Chuckles moved through my back as Midas cinched his arms around mine to keep me from flailing while I remembered where I was and what I was doing on his lap. Good thing too. I almost elbowed Lisbeth in the jaw trying to work the tingles from my arm. I had fallen so deeply asleep, I couldn’t feel the pins and needles. Yet. They were biding their time, I was sure.
“How do you want to handle this?” Ford threaded his fingers through Lisbeth’s. “I have ideas.”
“Your ideas involve me staying in the truck.” She snorted. “I’ve been with the OPA for years. I can handle myself in the field. I’m aware of my limitations, and I’ve learned to work around them.”
“Your limitations put the rest of the human race to shame,” I praised her, because it was true, “but we’ve got to watch our butts in there. The coven doesn’t play fair. They play to win.”
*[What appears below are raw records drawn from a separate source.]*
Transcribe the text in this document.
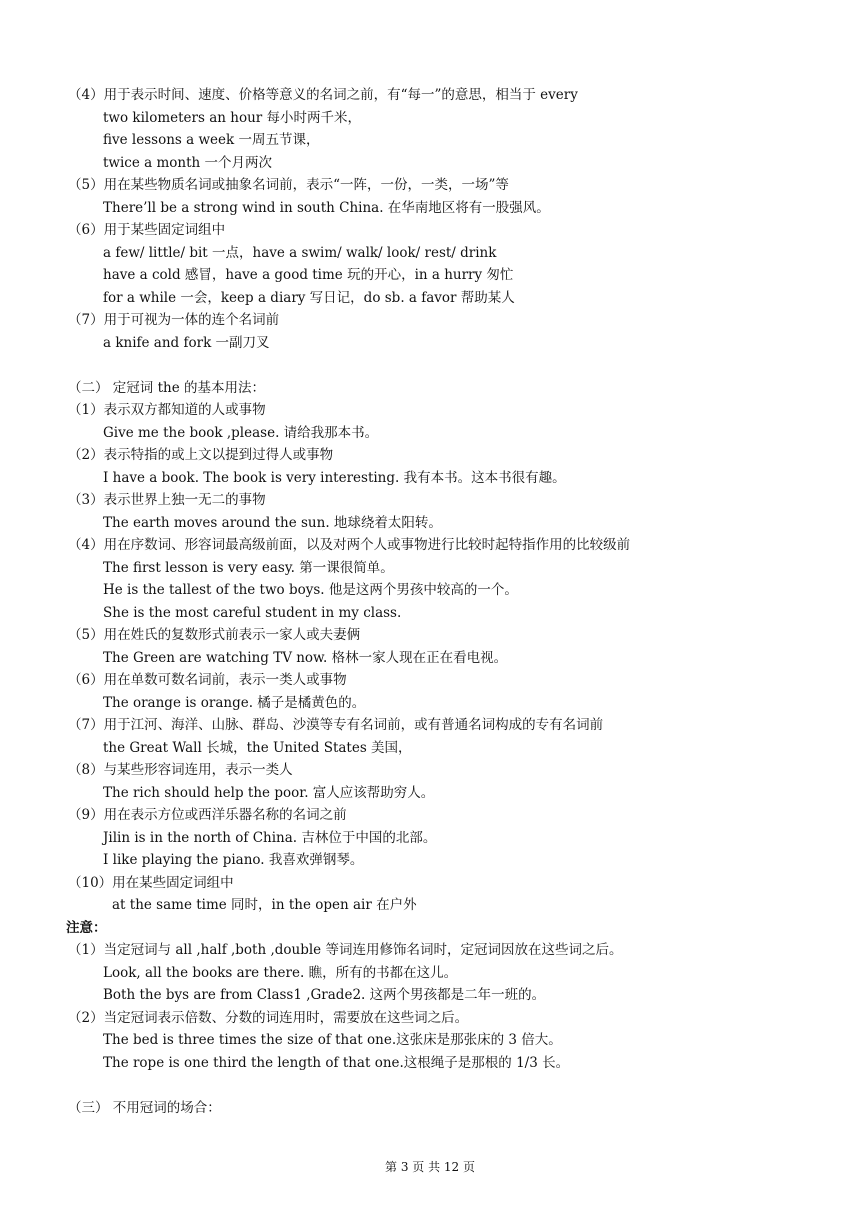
（4）用于表示时间、速度、价格等意义的名词之前，有“每一”的意思，相当于 every
two kilometers an hour 每小时两千米，
five lessons a week 一周五节课，
twice a month 一个月两次
（5）用在某些物质名词或抽象名词前，表示“一阵，一份，一类，一场”等
There’ll be a strong wind in south China. 在华南地区将有一股强风。
（6）用于某些固定词组中
a few/ little/ bit 一点，have a swim/ walk/ look/ rest/ drink
have a cold 感冒，have a good time 玩的开心，in a hurry 匆忙
for a while 一会，keep a diary 写日记，do sb. a favor 帮助某人
（7）用于可视为一体的连个名词前
a knife and fork 一副刀叉
（二） 定冠词 the 的基本用法：
（1）表示双方都知道的人或事物
Give me the book ,please. 请给我那本书。
（2）表示特指的或上文以提到过得人或事物
I have a book. The book is very interesting. 我有本书。这本书很有趣。
（3）表示世界上独一无二的事物
The earth moves around the sun. 地球绕着太阳转。
（4）用在序数词、形容词最高级前面，以及对两个人或事物进行比较时起特指作用的比较级前
The first lesson is very easy. 第一课很简单。
He is the tallest of the two boys. 他是这两个男孩中较高的一个。
She is the most careful student in my class.
（5）用在姓氏的复数形式前表示一家人或夫妻俩
The Green are watching TV now. 格林一家人现在正在看电视。
（6）用在单数可数名词前，表示一类人或事物
The orange is orange. 橘子是橘黄色的。
（7）用于江河、海洋、山脉、群岛、沙漠等专有名词前，或有普通名词构成的专有名词前
the Great Wall 长城，the United States 美国，
（8）与某些形容词连用，表示一类人
The rich should help the poor. 富人应该帮助穷人。
（9）用在表示方位或西洋乐器名称的名词之前
Jilin is in the north of China. 吉林位于中国的北部。
I like playing the piano. 我喜欢弹钢琴。
（10）用在某些固定词组中
at the same time 同时，in the open air 在户外
注意：
（1）当定冠词与 all ,half ,both ,double 等词连用修饰名词时，定冠词因放在这些词之后。
Look, all the books are there. 瞧，所有的书都在这儿。
Both the bys are from Class1 ,Grade2. 这两个男孩都是二年一班的。
（2）当定冠词表示倍数、分数的词连用时，需要放在这些词之后。
The bed is three times the size of that one.这张床是那张床的 3 倍大。
The rope is one third the length of that one.这根绳子是那根的 1/3 长。
（三） 不用冠词的场合：
第 3 页 共 12 页
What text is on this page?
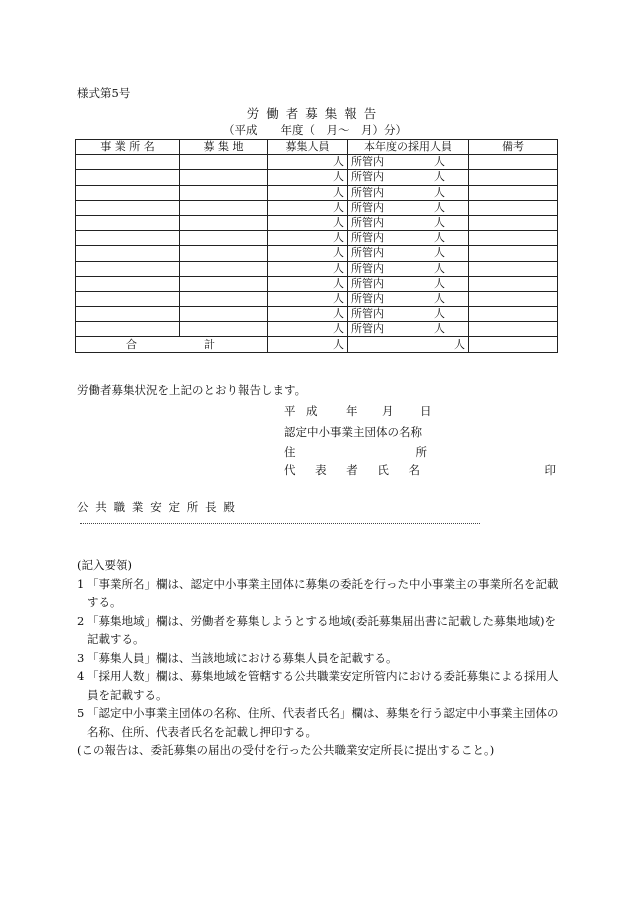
様式第5号
労働者募集報告
（平成　　年度（　月～　月）分）
事 業 所 名	募 集 地	募集人員	本年度の採用人員	備考
		人	所管内 人	
		人	所管内 人	
		人	所管内 人	
		人	所管内 人	
		人	所管内 人	
		人	所管内 人	
		人	所管内 人	
		人	所管内 人	
		人	所管内 人	
		人	所管内 人	
		人	所管内 人	
		人	所管内 人	
合　　　　　計		人	人	
労働者募集状況を上記のとおり報告します。
平 成	年	月	日
認定中小事業主団体の名称
住	所
代 表 者 氏 名	印
公共職業安定所長殿
(記入要領)
1 「事業所名」欄は、認定中小事業主団体に募集の委託を行った中小事業主の事業所名を記載する。
2 「募集地域」欄は、労働者を募集しようとする地域(委託募集届出書に記載した募集地域)を記載する。
3 「募集人員」欄は、当該地域における募集人員を記載する。
4 「採用人数」欄は、募集地域を管轄する公共職業安定所管内における委託募集による採用人員を記載する。
5 「認定中小事業主団体の名称、住所、代表者氏名」欄は、募集を行う認定中小事業主団体の名称、住所、代表者氏名を記載し押印する。
(この報告は、委託募集の届出の受付を行った公共職業安定所長に提出すること。)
It was easier for me to erase the Liz who had never existed by lumping her in with the rest of them, but Midas and Ford would struggle. She had been pack. She had been Ares’s mate. She had been family.
And it had been a lie.
Sometimes it wasn’t all bad, being a world champ at compartmentalizing, but I couldn’t recommend the years of training required to reach my skill level. Not even to my worst enemy.
“Are we hoping to contain or eliminate?” Ford kept his voice cool, and I could tell I wasn’t the only one who was shoving thoughts into neatly labeled boxes. “One will be infinitely more dangerous than the other.”
“We let her make that call,” I decided. “She’s more useful to us alive, but we’ll put her down if she gives us no other choice.”
Midas held me closer while he opened the door then spilled me gently out onto my feet in the gravel.
Once we had all exited the vehicle and worked out the kinks from the drive, we stood together, taking in the objective.
The building was smothering beneath vines and crumbling at its foundation. The windows had all been shattered, and the doors had sheets of plywood nailed to their frames to seal them shut. It was creepy, remote, and decaying.
Basically, it had super-secret witchborn coven hideout written all over it.
Sliding my hand into Lisbeth’s, I gave her a reassuring squeeze. “Make no apologies.”
Fingers tightening around mine, she smiled at me. “Survive.”